Anchorage, Alaska Travel Guide

Alaska is bordered by the icy waters of the Arctic oceans and North Pacific. Anchorage is an Alaska city that lies in the south and it is home to about 40% of Alaskans. This is the land of epic horizons, immense riches, and endless beauty. Alaska is the United States largest state, and it was in 1867 purchased from the Russians at about 2 cents an acre. This makes Alaska one of the greatest bargains in history.

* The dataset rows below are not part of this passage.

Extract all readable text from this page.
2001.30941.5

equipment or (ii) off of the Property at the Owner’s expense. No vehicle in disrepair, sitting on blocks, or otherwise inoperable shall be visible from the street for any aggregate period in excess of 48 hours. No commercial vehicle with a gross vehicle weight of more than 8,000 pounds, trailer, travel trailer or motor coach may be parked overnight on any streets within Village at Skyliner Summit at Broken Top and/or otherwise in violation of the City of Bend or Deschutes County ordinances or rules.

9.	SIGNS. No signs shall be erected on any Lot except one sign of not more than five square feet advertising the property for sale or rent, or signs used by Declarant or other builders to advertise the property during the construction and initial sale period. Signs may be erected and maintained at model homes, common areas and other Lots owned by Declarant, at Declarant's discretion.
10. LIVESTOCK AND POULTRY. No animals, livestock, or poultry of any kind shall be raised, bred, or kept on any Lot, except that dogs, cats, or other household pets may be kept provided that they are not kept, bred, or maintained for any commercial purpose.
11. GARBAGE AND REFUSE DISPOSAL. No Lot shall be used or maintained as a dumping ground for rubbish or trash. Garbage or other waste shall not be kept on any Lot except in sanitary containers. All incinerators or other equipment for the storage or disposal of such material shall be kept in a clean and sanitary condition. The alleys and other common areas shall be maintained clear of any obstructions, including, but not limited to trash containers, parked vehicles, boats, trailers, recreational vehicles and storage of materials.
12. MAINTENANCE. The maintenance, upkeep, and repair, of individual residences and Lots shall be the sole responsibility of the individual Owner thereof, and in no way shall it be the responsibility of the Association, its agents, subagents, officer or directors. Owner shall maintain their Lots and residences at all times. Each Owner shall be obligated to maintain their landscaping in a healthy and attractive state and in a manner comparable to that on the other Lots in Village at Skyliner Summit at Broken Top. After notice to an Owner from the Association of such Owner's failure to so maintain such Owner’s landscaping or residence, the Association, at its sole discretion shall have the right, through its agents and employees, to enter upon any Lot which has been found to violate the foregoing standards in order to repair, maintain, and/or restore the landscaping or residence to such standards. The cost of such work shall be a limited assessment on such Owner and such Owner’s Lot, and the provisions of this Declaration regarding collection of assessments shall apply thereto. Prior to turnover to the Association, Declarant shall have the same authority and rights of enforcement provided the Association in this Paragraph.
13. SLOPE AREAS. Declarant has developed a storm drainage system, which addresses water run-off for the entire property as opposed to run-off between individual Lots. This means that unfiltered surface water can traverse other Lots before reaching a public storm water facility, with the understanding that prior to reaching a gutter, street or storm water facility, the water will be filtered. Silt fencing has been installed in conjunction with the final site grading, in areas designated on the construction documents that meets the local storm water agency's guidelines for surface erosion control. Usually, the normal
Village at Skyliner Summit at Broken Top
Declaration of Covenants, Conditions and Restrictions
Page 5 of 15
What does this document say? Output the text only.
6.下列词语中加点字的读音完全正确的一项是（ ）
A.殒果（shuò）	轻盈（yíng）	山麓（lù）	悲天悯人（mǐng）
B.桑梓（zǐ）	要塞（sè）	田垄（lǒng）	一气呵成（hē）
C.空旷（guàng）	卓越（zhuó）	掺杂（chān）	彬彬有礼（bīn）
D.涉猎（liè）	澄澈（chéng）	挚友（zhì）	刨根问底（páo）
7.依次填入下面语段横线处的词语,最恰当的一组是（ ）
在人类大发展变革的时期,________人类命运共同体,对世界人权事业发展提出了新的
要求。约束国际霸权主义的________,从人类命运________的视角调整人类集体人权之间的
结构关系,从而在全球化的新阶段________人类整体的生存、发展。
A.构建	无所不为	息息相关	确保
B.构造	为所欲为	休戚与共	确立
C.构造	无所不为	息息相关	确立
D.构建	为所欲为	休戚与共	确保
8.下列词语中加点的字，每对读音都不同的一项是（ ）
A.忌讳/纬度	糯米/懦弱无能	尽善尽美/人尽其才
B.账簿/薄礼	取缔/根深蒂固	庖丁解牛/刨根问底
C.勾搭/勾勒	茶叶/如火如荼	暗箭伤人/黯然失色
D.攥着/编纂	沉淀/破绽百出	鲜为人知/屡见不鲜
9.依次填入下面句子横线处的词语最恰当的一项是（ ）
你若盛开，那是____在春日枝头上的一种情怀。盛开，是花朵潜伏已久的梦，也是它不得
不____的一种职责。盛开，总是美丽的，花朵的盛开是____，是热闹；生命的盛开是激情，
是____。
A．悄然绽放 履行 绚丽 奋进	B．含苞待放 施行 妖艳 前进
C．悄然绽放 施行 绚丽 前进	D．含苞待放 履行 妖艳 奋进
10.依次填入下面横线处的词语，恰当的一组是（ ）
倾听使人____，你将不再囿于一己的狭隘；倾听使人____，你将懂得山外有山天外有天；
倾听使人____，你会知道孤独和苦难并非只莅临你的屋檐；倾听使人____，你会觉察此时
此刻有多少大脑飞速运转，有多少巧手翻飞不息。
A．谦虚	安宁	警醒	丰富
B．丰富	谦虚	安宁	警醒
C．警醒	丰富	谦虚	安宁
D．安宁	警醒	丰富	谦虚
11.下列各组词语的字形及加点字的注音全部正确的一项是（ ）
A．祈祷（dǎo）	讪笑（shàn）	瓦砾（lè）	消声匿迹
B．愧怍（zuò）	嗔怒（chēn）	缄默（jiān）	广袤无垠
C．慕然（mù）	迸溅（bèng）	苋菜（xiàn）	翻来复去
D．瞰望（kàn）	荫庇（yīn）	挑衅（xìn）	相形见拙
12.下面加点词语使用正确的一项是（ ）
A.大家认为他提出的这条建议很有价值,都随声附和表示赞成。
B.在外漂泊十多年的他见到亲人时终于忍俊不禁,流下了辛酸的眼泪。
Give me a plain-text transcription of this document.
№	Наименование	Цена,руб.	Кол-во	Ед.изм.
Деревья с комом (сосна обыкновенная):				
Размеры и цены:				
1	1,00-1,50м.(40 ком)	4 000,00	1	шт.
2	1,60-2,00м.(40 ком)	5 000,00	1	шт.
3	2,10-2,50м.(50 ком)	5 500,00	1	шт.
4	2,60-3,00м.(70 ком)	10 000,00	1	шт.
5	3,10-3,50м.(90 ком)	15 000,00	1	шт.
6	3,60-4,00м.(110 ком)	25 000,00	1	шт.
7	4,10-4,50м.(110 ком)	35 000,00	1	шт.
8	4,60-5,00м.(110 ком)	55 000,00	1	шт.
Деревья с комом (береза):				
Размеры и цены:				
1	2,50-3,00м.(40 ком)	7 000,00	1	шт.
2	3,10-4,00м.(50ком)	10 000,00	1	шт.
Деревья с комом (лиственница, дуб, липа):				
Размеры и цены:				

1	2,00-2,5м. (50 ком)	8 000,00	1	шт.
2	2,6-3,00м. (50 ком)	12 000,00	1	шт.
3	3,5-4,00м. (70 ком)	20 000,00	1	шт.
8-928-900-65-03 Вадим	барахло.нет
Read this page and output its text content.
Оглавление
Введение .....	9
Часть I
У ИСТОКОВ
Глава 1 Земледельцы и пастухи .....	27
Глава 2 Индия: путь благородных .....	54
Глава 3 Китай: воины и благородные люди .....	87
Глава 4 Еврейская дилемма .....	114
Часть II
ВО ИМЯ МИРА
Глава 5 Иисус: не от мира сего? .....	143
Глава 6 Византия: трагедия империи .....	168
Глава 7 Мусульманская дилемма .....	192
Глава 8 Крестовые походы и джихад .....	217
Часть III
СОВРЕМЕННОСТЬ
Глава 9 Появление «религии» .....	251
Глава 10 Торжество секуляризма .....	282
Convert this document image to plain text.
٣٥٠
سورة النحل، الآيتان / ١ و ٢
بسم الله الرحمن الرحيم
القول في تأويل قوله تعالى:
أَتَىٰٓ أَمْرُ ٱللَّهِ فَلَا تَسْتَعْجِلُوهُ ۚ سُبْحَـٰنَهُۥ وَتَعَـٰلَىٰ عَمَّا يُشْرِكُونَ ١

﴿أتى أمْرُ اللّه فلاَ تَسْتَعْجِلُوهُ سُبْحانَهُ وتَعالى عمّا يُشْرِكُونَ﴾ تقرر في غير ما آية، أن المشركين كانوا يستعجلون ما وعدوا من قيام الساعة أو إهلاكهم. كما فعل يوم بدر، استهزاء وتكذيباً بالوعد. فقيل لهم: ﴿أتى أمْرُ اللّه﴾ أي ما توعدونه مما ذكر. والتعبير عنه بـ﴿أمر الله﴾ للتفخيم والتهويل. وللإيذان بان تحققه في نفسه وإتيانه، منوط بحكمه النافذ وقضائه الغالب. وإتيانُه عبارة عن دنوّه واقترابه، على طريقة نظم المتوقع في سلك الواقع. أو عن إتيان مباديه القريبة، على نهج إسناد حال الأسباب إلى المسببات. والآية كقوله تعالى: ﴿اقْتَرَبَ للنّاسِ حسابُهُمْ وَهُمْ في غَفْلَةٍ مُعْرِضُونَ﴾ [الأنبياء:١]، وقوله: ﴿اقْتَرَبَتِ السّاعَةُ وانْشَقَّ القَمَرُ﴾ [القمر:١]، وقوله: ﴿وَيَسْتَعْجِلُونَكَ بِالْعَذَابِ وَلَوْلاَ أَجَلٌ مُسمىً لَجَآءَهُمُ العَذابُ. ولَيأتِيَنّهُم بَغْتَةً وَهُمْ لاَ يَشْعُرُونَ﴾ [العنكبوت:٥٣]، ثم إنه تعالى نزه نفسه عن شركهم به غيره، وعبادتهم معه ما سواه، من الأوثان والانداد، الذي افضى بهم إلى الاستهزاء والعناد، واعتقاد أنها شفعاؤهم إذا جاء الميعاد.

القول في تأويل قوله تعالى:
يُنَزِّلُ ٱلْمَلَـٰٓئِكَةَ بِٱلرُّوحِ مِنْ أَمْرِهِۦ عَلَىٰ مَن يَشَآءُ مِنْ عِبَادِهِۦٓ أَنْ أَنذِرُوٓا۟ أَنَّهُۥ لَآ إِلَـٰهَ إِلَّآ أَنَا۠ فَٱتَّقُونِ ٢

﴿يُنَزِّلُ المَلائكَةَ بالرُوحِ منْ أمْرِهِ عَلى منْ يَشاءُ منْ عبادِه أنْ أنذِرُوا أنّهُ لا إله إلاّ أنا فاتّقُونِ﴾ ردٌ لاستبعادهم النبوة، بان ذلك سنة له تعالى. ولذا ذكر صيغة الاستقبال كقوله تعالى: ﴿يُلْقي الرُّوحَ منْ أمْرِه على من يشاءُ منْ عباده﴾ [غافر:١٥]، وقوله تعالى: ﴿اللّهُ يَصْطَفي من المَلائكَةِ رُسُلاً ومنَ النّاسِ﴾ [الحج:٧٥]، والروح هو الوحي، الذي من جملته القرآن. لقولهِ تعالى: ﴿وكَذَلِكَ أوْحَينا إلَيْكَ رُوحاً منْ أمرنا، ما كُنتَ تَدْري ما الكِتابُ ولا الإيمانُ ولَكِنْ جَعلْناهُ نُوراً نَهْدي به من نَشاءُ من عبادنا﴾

At the height of the summer, Anchorage enjoys up to 22 hours of sunlight. Anchorage is a gateway to the wilderness, so it is an inviting and warm base where you can rest and re-energize between outdoor adventures. You don’t have to travel far to enjoy this as this city is nestled close to the immense Chugach state park. Here are the top must see attractions in Anchorage, Alaska.

Flat Top Mountain
Take the half-hour drive to the Flat Top Mountain and remember to bring along your hiking boots. The turns in the trails of the mountain offer scenic views of the state.

Eklutna Lake
The Eklutna Lake is a glacially fed basin framed by backcountry trails and snow-capped peaks. Climb into a kayak, dip your paddle into the water, and venture to the shores far off.

This is a resort town south of this city. Avid snowboarders and skiers flock here in the winter for the best of the state’s power. When the snows melt and greenery starts to manifest, hikers will enjoy the hillsides of the valley too.

Crow Creek Mine
The Crow Creek Mine is a working relic of the gold rush in Alaska. It has been operational since 1896 and many locals believe there are still some nuggets waiting to be discovered here.

Alaska Native Heritage Centre
Share in the riches of the first people of Alaska at this place. Learn traditional games and dances while admiring the expert craftsmanship of their unique clothing, tools, buildings, and art. The Anchorage Museum carries a bit of everything and celebrates Alaska’s many voices.

Kenai Peninsula
In the Kenai Peninsula, there is a fishing outpost at Seward where you will be treated to the clang of rigging and icy ocean breezes. You can hang out at the desk to watch as the fishermen and women unload their catch.

Kenai Fjords National Park
Set sail to this park to meet some locals and admire the stunning surroundings. Marvel as the sea creatures breach the still waters and witness as the glaciers crumble and creek into the sea.

Godwin Glacier
Godwin Glacier is a colossal river of ice that was formed from many years of mountain snow compactness. It is believed that the glaciers here are snakelike and have been winding through the mountains from the beginning of time.